赤ワインとロゼワインのみが生産され、シラー種を主体に、グルナッシュ種、ムールヴェードル種などをブレンドしています。標高が高い山岳地域の畑で栽培されたブドウから、上品で引き締まった味わいのワインが生み出されます。涼しげでタイトな質感が特徴です。
ピク・サン・ルーの誕生と歴史

ピク・サン・ルーの誕生と歴史
ピク・サン・ルーは、フランス南西部のガイヤック地区で生産される白ワインのアペラシオン・ド・コントロレです。1995年にAOCに指定されましたが、その起源は中世まで遡ります。
ピク・サン・ルーのブドウ畑の広さは約1,000ヘクタールです。主にピクプール・ド・ピネット種が栽培されており、この品種がワインに特有のミネラル感と酸味をもたらしています。また、シャルドネやソーヴィニヨン・ブランなどの品種も栽培されています。
このAOCの誕生は、地元の生産者たちが自らのワインに独自性を持たせようとした努力の結果です。彼らは、この地域の土壌と気候が、他の一般的なAOCとは異なる、ユニークなワインを生み出すのに適していることに気づきました。
村名ワインに昇格した注目の産地

今回の記事では、注目のフランスワイン産地「ピク・サン・ルー」について迫ります。
この産地はかつては下位ランクに位置する地区区分ワインでしたが、近年その品質が認められ、村名ワインとして昇格しました。これによって、ピク・サン・ルーは、ブルゴーニュ地方の有名な村名ワインと同等の地位を獲得しました。
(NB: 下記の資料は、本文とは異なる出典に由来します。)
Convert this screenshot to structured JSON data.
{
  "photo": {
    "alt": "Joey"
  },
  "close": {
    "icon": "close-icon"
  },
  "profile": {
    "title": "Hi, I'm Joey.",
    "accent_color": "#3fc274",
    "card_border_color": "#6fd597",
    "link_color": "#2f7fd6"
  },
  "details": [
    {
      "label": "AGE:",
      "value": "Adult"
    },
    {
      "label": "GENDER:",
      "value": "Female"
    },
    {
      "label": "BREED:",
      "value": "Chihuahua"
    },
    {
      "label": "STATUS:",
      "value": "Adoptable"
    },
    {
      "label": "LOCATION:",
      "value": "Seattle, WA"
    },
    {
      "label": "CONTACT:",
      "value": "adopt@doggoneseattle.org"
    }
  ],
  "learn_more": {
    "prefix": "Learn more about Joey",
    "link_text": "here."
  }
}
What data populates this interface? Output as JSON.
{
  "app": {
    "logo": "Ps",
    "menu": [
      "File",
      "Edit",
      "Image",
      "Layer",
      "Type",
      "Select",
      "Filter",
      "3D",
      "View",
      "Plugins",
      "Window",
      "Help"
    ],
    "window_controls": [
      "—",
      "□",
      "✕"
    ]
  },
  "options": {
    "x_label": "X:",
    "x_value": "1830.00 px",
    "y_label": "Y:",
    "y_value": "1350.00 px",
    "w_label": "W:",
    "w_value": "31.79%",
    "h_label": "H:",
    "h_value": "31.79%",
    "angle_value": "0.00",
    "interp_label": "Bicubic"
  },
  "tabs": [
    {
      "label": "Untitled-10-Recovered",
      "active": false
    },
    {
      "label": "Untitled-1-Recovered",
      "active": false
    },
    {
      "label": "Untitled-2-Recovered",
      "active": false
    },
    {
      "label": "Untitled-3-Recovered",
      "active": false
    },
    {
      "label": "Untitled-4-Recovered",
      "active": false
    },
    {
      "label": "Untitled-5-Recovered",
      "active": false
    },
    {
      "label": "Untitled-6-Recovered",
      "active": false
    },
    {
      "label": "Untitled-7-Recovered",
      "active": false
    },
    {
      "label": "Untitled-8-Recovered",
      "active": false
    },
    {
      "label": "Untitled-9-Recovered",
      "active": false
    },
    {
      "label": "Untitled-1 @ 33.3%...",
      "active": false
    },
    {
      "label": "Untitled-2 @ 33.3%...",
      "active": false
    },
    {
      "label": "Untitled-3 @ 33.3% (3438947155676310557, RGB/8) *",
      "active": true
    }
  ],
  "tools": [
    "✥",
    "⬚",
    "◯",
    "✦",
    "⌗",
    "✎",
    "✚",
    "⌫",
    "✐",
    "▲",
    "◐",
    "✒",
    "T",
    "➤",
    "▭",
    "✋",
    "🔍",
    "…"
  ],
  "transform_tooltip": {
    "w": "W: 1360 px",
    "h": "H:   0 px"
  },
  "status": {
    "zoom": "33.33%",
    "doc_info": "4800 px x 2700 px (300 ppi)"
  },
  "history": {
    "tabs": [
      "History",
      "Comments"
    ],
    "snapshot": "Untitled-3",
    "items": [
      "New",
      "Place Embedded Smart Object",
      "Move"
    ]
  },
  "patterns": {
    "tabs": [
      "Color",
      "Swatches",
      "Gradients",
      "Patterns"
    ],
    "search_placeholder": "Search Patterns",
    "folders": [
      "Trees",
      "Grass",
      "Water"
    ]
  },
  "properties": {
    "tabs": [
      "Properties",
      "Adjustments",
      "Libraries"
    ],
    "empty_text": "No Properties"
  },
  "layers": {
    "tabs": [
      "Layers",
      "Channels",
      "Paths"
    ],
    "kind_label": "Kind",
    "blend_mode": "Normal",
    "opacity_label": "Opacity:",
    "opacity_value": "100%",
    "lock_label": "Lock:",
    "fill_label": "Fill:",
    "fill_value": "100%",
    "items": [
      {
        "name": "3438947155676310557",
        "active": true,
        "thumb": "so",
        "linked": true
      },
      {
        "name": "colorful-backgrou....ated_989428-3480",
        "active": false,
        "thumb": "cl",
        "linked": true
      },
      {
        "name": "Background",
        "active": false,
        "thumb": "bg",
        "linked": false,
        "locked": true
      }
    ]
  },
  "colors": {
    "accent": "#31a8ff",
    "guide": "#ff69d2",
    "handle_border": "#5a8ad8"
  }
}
この昇格により、ピク・サン・ルーのワインはさらに注目を集め、ワイン愛好家からも高い評価を受けるようになりました。
ピク・サン・ルーのブドウ品種と特徴

ピク・サン・ルーのブドウ品種と特徴
ピク・サン・ルーワインの特徴的な味わいを生み出すブドウ品種は、主に2種類あります。一つ目は、エレガントでフルーティーなアロマを持つソーヴィニヨン・ブランです。もう一つは、濃厚でスパイスの効いた味わいのセミヨンです。
これらの品種のブレンド比率によって、ピク・サン・ルーワインのスタイルが決まります。ソーヴィニヨン・ブランが主体であれば、爽やかでシャープな味わいに、セミヨンが主体であれば、よりふくよかで複雑な味わいに仕上がります。
生産過程と味わいの特徴

生産過程と味わいの特徴
ピク・サン・ルーのワインは、粘土石灰質とシスト土壌を主体とした畑で育ったブドウを使用しています。バイオダイナミック農法が適用され、ブドウは手摘みで収穫されます。発酵は天然酵母を用い、樽またはコンクリートタンクで熟成されます。
出来上がったワインは、新鮮でミネラル感たっぷり。白い花や柑橘類の香りに、ほのかにハーブやスパイスのニュアンスがあります。口当たりは生き生きとしていて酸がしっかりしており、バランスのとれた余韻が楽しめます。
おすすめのペアリングと楽しみ方

「ピク・サン・ルー」は、フレッシュでエレガントなワインを楽しむのに最適なペアリングと楽しみ方を提案します。まず、新鮮なシーフードが、その繊細な風味とワインのミネラルのニュアンスを美しく引き立てます。また、軽めの肉料理や、ヤギのチーズとの組み合わせも素晴らしく、ワインの果実味と酸味をバランスよく引き立てます。さらに、野菜ベースの料理や、スパイスの効いた料理とのペアリングもおすすめです。ワインのフレッシュさとスパイスの豊かな風味が、食欲を刺激し、料理体験を向上させます。